Tour company owner Victor Lozano said he has operated Dolphin Excursions for six years, and had a van stolen three or four years ago in Kane'ohe, but until yesterday had never had a van hijacked with passengers inside.

"It's a shame, it really is. I'm just glad the kids are OK. They're fine but I'm sure the mothers are gonna have nightmares for a while," Lozano said.

The company had suspended tours for the five previous days due to the rainy weather, Lozano said.

"We're taking a beating out here and all the other tour companies are as well, and now this happens," he said.

The company van driver had stopped at what is known as "Electric Beach" to let passengers stretch their legs and scan the ocean for whales, Lozano said.

The driver got out with them, but left the keys in the ignition with the motor running because the stop was meant to be very brief. The driver also wanted to keep the air-conditioning running and an adult had stayed behind with the girls, Lozano said.

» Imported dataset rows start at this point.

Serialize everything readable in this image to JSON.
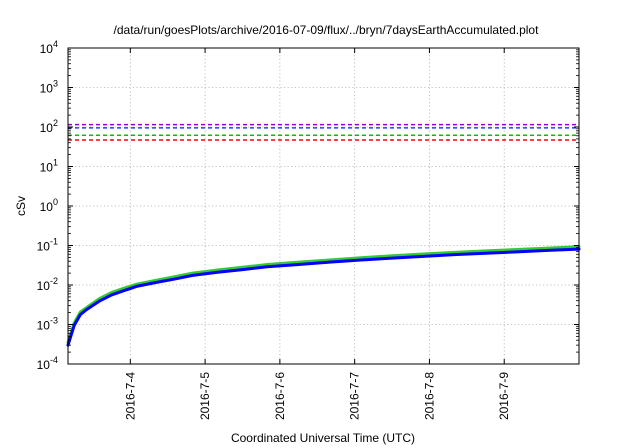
{
  "chart_data": {
    "type": "line",
    "title": "/data/run/goesPlots/archive/2016-07-09/flux/../bryn/7daysEarthAccumulated.plot",
    "xlabel": "Coordinated Universal Time (UTC)",
    "ylabel": "cSv",
    "y_scale": "log",
    "ylim": [
      0.0001,
      10000
    ],
    "y_ticks": [
      {
        "value": 0.0001,
        "mant": "10",
        "exp": "-4"
      },
      {
        "value": 0.001,
        "mant": "10",
        "exp": "-3"
      },
      {
        "value": 0.01,
        "mant": "10",
        "exp": "-2"
      },
      {
        "value": 0.1,
        "mant": "10",
        "exp": "-1"
      },
      {
        "value": 1,
        "mant": "10",
        "exp": "0"
      },
      {
        "value": 10,
        "mant": "10",
        "exp": "1"
      },
      {
        "value": 100,
        "mant": "10",
        "exp": "2"
      },
      {
        "value": 1000,
        "mant": "10",
        "exp": "3"
      },
      {
        "value": 10000,
        "mant": "10",
        "exp": "4"
      }
    ],
    "xlim": [
      "2016-07-03 04:00",
      "2016-07-09 24:00"
    ],
    "x_ticks": [
      {
        "value": "2016-07-04 00:00",
        "label": "2016-7-4"
      },
      {
        "value": "2016-07-05 00:00",
        "label": "2016-7-5"
      },
      {
        "value": "2016-07-06 00:00",
        "label": "2016-7-6"
      },
      {
        "value": "2016-07-07 00:00",
        "label": "2016-7-7"
      },
      {
        "value": "2016-07-08 00:00",
        "label": "2016-7-8"
      },
      {
        "value": "2016-07-09 00:00",
        "label": "2016-7-9"
      }
    ],
    "grid": true,
    "reference_lines": [
      {
        "value": 115,
        "color": "#9400d3",
        "style": "dashed"
      },
      {
        "value": 95,
        "color": "#1e40ff",
        "style": "dashed"
      },
      {
        "value": 62,
        "color": "#00c000",
        "style": "dashed"
      },
      {
        "value": 47,
        "color": "#ff0000",
        "style": "dashed"
      }
    ],
    "series": [
      {
        "color": "#32cd32",
        "x": [
          "2016-07-03 04:00",
          "2016-07-03 06:00",
          "2016-07-03 08:00",
          "2016-07-03 10:00",
          "2016-07-03 14:00",
          "2016-07-03 18:00",
          "2016-07-03 22:00",
          "2016-07-04 02:00",
          "2016-07-04 08:00",
          "2016-07-04 14:00",
          "2016-07-04 20:00",
          "2016-07-05 04:00",
          "2016-07-05 12:00",
          "2016-07-05 20:00",
          "2016-07-06 06:00",
          "2016-07-06 16:00",
          "2016-07-07 02:00",
          "2016-07-07 12:00",
          "2016-07-07 22:00",
          "2016-07-08 08:00",
          "2016-07-08 18:00",
          "2016-07-09 04:00",
          "2016-07-09 14:00",
          "2016-07-09 24:00"
        ],
        "y": [
          0.00035,
          0.0011,
          0.0021,
          0.0027,
          0.0045,
          0.0065,
          0.0083,
          0.0105,
          0.013,
          0.016,
          0.02,
          0.024,
          0.028,
          0.033,
          0.038,
          0.043,
          0.049,
          0.055,
          0.061,
          0.067,
          0.073,
          0.079,
          0.086,
          0.094
        ]
      },
      {
        "color": "#0000ff",
        "x": [
          "2016-07-03 04:00",
          "2016-07-03 06:00",
          "2016-07-03 08:00",
          "2016-07-03 10:00",
          "2016-07-03 14:00",
          "2016-07-03 18:00",
          "2016-07-03 22:00",
          "2016-07-04 02:00",
          "2016-07-04 08:00",
          "2016-07-04 14:00",
          "2016-07-04 20:00",
          "2016-07-05 04:00",
          "2016-07-05 12:00",
          "2016-07-05 20:00",
          "2016-07-06 06:00",
          "2016-07-06 16:00",
          "2016-07-07 02:00",
          "2016-07-07 12:00",
          "2016-07-07 22:00",
          "2016-07-08 08:00",
          "2016-07-08 18:00",
          "2016-07-09 04:00",
          "2016-07-09 14:00",
          "2016-07-09 24:00"
        ],
        "y": [
          0.0003,
          0.00095,
          0.0018,
          0.0024,
          0.0039,
          0.0056,
          0.0072,
          0.0092,
          0.0115,
          0.014,
          0.0175,
          0.021,
          0.0245,
          0.029,
          0.033,
          0.038,
          0.043,
          0.048,
          0.053,
          0.059,
          0.064,
          0.069,
          0.075,
          0.081
        ]
      }
    ]
  }
}
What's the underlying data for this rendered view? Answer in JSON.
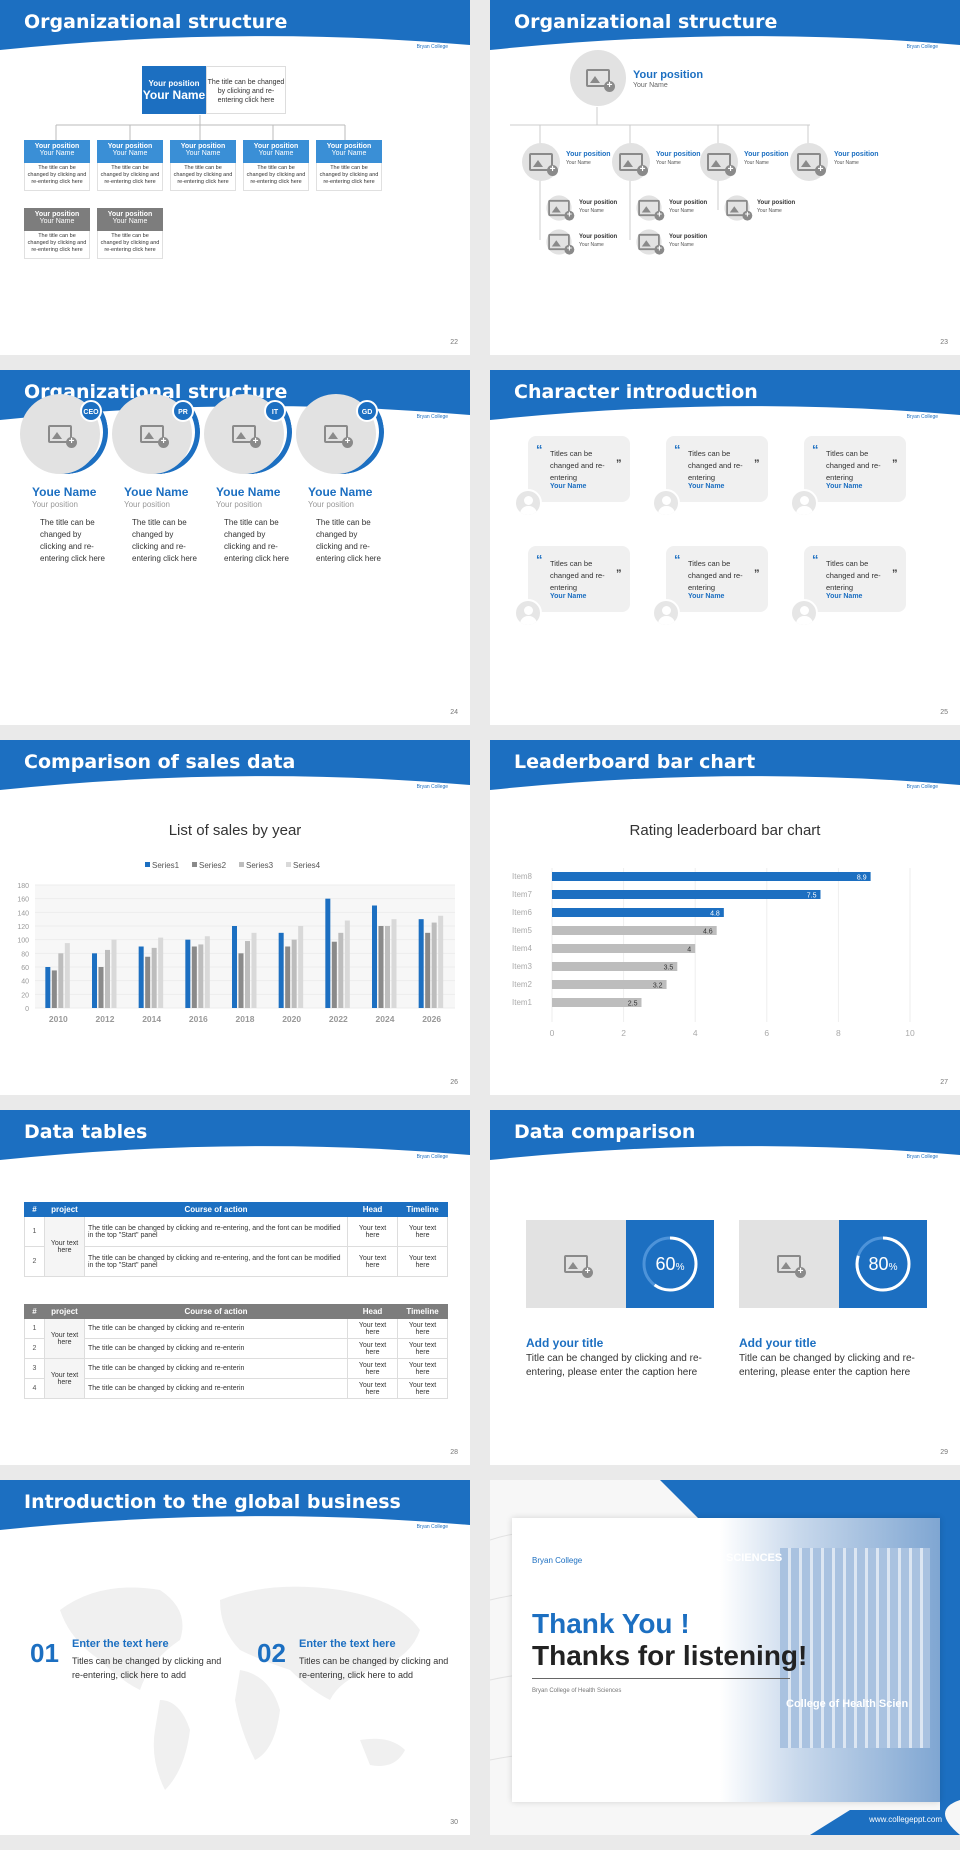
{
  "colors": {
    "accent": "#1c6fc1",
    "gray": "#7d7d7d"
  },
  "logo": "Bryan College",
  "s22": {
    "title": "Organizational structure",
    "num": "22",
    "top_pos": "Your position",
    "top_name": "Your Name",
    "top_desc": "The title can be changed by clicking and re-entering click here",
    "boxes": [
      {
        "pos": "Your position",
        "name": "Your Name",
        "desc": "The title can be changed by clicking and re-entering click here"
      },
      {
        "pos": "Your position",
        "name": "Your Name",
        "desc": "The title can be changed by clicking and re-entering click here"
      },
      {
        "pos": "Your position",
        "name": "Your Name",
        "desc": "The title can be changed by clicking and re-entering click here"
      },
      {
        "pos": "Your position",
        "name": "Your Name",
        "desc": "The title can be changed by clicking and re-entering click here"
      },
      {
        "pos": "Your position",
        "name": "Your Name",
        "desc": "The title can be changed by clicking and re-entering click here"
      },
      {
        "pos": "Your position",
        "name": "Your Name",
        "desc": "The title can be changed by clicking and re-entering click here"
      },
      {
        "pos": "Your position",
        "name": "Your Name",
        "desc": "The title can be changed by clicking and re-entering click here"
      }
    ]
  },
  "s23": {
    "title": "Organizational structure",
    "num": "23",
    "top_pos": "Your position",
    "top_name": "Your Name",
    "pos": "Your position",
    "name": "Your Name"
  },
  "s24": {
    "title": "Organizational structure",
    "num": "24",
    "people": [
      {
        "badge": "CEO",
        "name": "Youe Name",
        "pos": "Your position",
        "desc": "The title can be changed by clicking and re-entering click here"
      },
      {
        "badge": "PR",
        "name": "Youe Name",
        "pos": "Your position",
        "desc": "The title can be changed by clicking and re-entering click here"
      },
      {
        "badge": "IT",
        "name": "Youe Name",
        "pos": "Your position",
        "desc": "The title can be changed by clicking and re-entering click here"
      },
      {
        "badge": "GD",
        "name": "Youe Name",
        "pos": "Your position",
        "desc": "The title can be changed by clicking and re-entering click here"
      }
    ]
  },
  "s25": {
    "title": "Character introduction",
    "num": "25",
    "quote": "Titles can be changed and re-entering",
    "name": "Your Name",
    "open": "“",
    "close": "”"
  },
  "s26": {
    "title": "Comparison of sales data",
    "num": "26",
    "chart_title": "List of sales by year"
  },
  "s27": {
    "title": "Leaderboard bar chart",
    "num": "27",
    "chart_title": "Rating leaderboard bar chart"
  },
  "chart_data": [
    {
      "type": "bar",
      "title": "List of sales by year",
      "categories": [
        "2010",
        "2012",
        "2014",
        "2016",
        "2018",
        "2020",
        "2022",
        "2024",
        "2026"
      ],
      "ylim": [
        0,
        180
      ],
      "yticks": [
        0,
        20,
        40,
        60,
        80,
        100,
        120,
        140,
        160,
        180
      ],
      "legend": "top",
      "series": [
        {
          "name": "Series1",
          "color": "#1c6fc1",
          "values": [
            60,
            80,
            90,
            100,
            120,
            110,
            160,
            150,
            130
          ]
        },
        {
          "name": "Series2",
          "color": "#8a8a8a",
          "values": [
            55,
            60,
            75,
            90,
            80,
            90,
            97,
            120,
            110
          ]
        },
        {
          "name": "Series3",
          "color": "#bdbdbd",
          "values": [
            80,
            85,
            88,
            93,
            98,
            100,
            110,
            120,
            125
          ]
        },
        {
          "name": "Series4",
          "color": "#d9d9d9",
          "values": [
            95,
            100,
            103,
            105,
            110,
            120,
            128,
            130,
            135
          ]
        }
      ]
    },
    {
      "type": "bar",
      "orientation": "horizontal",
      "title": "Rating leaderboard bar chart",
      "categories": [
        "Item8",
        "Item7",
        "Item6",
        "Item5",
        "Item4",
        "Item3",
        "Item2",
        "Item1"
      ],
      "values": [
        8.9,
        7.5,
        4.8,
        4.6,
        4,
        3.5,
        3.2,
        2.5
      ],
      "labels": [
        "8.9",
        "7.5",
        "4.8",
        "4.6",
        "4",
        "3.5",
        "3.2",
        "2.5"
      ],
      "xlim": [
        0,
        10
      ],
      "xticks": [
        0,
        2,
        4,
        6,
        8,
        10
      ]
    }
  ],
  "s28": {
    "title": "Data tables",
    "num": "28",
    "headers": [
      "#",
      "project",
      "Course of action",
      "Head",
      "Timeline"
    ],
    "proj": "Your text here",
    "cell": "Your text here",
    "t1rows": [
      {
        "n": "1",
        "c": "The title can be changed by clicking and re-entering, and the font can be modified in the top \"Start\" panel"
      },
      {
        "n": "2",
        "c": "The title can be changed by clicking and re-entering, and the font can be modified in the top \"Start\" panel"
      }
    ],
    "t2rows": [
      {
        "n": "1",
        "c": "The title can be changed by clicking and re-enterin"
      },
      {
        "n": "2",
        "c": "The title can be changed by clicking and re-enterin"
      },
      {
        "n": "3",
        "c": "The title can be changed by clicking and re-enterin"
      },
      {
        "n": "4",
        "c": "The title can be changed by clicking and re-enterin"
      }
    ]
  },
  "s29": {
    "title": "Data comparison",
    "num": "29",
    "items": [
      {
        "pct": "60",
        "frac": 0.6,
        "title": "Add your title",
        "desc": "Title can be changed by clicking and re-entering, please enter the caption here"
      },
      {
        "pct": "80",
        "frac": 0.8,
        "title": "Add your title",
        "desc": "Title can be changed by clicking and re-entering, please enter the caption here"
      }
    ],
    "pct_sign": "%"
  },
  "s30": {
    "title": "Introduction to the global business",
    "num": "30",
    "items": [
      {
        "n": "01",
        "t": "Enter the text here",
        "d": "Titles can be changed by clicking and re-entering, click here to add"
      },
      {
        "n": "02",
        "t": "Enter the text here",
        "d": "Titles can be changed by clicking and re-entering, click here to add"
      }
    ]
  },
  "s31": {
    "thank": "Thank You !",
    "listen": "Thanks for listening!",
    "college": "Bryan College of Health Sciences",
    "url": "www.collegeppt.com",
    "sign": "SCIENCES",
    "sign2": "College of Health Scien"
  }
}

The hijacking happened so quickly, the company driver didn't even see the man approach the van or get in, Lozano said.

Some of his customers have put personal items down and walked away momentarily only have those items stolen, Lozano said.

"But nothing even close to this has ever happened, thank God," said Lozano, who has two sons of his own, ages 9 and 17. "Something like this is a parent's worst nightmare. You read about and hear about tourists whose cars are broken into routinely, but not about vans being hijacked with people in them."

Lozano said he believes the man who hijacked the 14-passenger Ford E350 van and the one who followed the van were working together and had planned in advance to steal items from the van or possibly rob the tourists aboard it.

Rex Johnson, Hawaii Tourism Authority executive director, said the incident can't help but give Hawai'i tourism "a very black eye" and called it "the kind of thing that obviates spending millions of dollars on tourism promotion and advertising."

"We need to do whatever we can — be it through education or law enforcement or through the court system — to prevent things like this from happening," Johnson said.

Jessica Lani Rich, president and executive officer of the Visitor Aloha Society of Hawai'i, said her agency was working with the city Prosecutor's Office to assist the hijacking victims.

Lopez said he and his partner were planning to fly back to Colorado late yesterday afternoon and that the girls and their mothers told him they planned to leave for home today.